Shirts, hoodies, jackets, hats, pants, shorts. All that band merch has been done before. What you need is something bold. Something that can go from the sandy beaches to an elegant nightclub. Something that says “I am elegant. I am beautiful. I am grim and kvlt.” But where can I find such an item?
Surely, there’s no band out there that can let me walk the runway while staying trve. You’d be right, but “luckily” there’s Redbubble. Yes, they rip off artists, sellers, and buyers, but occasionally the stars align and Redbubble gives us pure gold like this Euronymous dress.
Oh, yeah. That’s the good stuff. Poorly photoshopped, artifacting, and pixalated as hell on what looks like moomoo. This has to be bot-generated because my brain can’t handle an actual human being making this happen. It’s just not possible. I refuse to believe it could be done. This dress is ugly as fuck and it will probably give you a rash if you wear it. You’ll either be swimming in it or you’ll get some midriff inception with your Eurony-tummy.
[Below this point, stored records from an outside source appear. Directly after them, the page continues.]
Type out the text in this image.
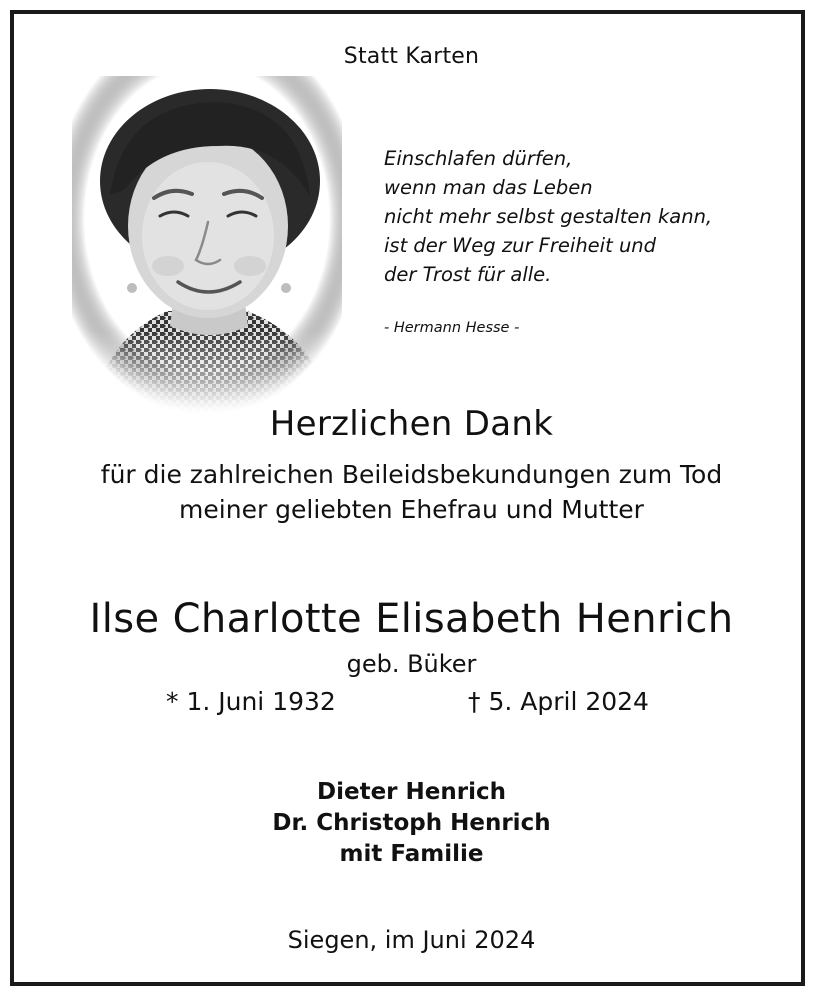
Statt Karten
Einschlafen dürfen,
wenn man das Leben
nicht mehr selbst gestalten kann,
ist der Weg zur Freiheit und
der Trost für alle.
- Hermann Hesse -
Herzlichen Dank
für die zahlreichen Beileidsbekundungen zum Tod
meiner geliebten Ehefrau und Mutter
Ilse Charlotte Elisabeth Henrich
geb. Büker
* 1. Juni 1932	† 5. April 2024
Dieter Henrich
Dr. Christoph Henrich
mit Familie
Siegen, im Juni 2024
I know she’s not actually wearing this, but I still feel bad for the model. The dress is somehow worse in this picture. It’s like Euronymous has been drinking Brain and Nerve Tonic like Ken Griffey Jr. when he joined the Springfield nuclear power plant softball team. Big Head Mode activated. His expression says “Mom said it’s my turn to play XBox.” Varg is probably seething with jealousy.
Festival season is here. Maryland Deathfest is a year away. Do you want to be like every other smelly bastard wearing sweat-and-beer-soaked vests and generic black band shirt #2? Or do you want to be a fashion icon, sashaying across the mosh pit in haute coutre? All I’m saying is there is plenty of time for you to get your very own bootleg Euronymous dress. And it’s on sale. Work it, girl!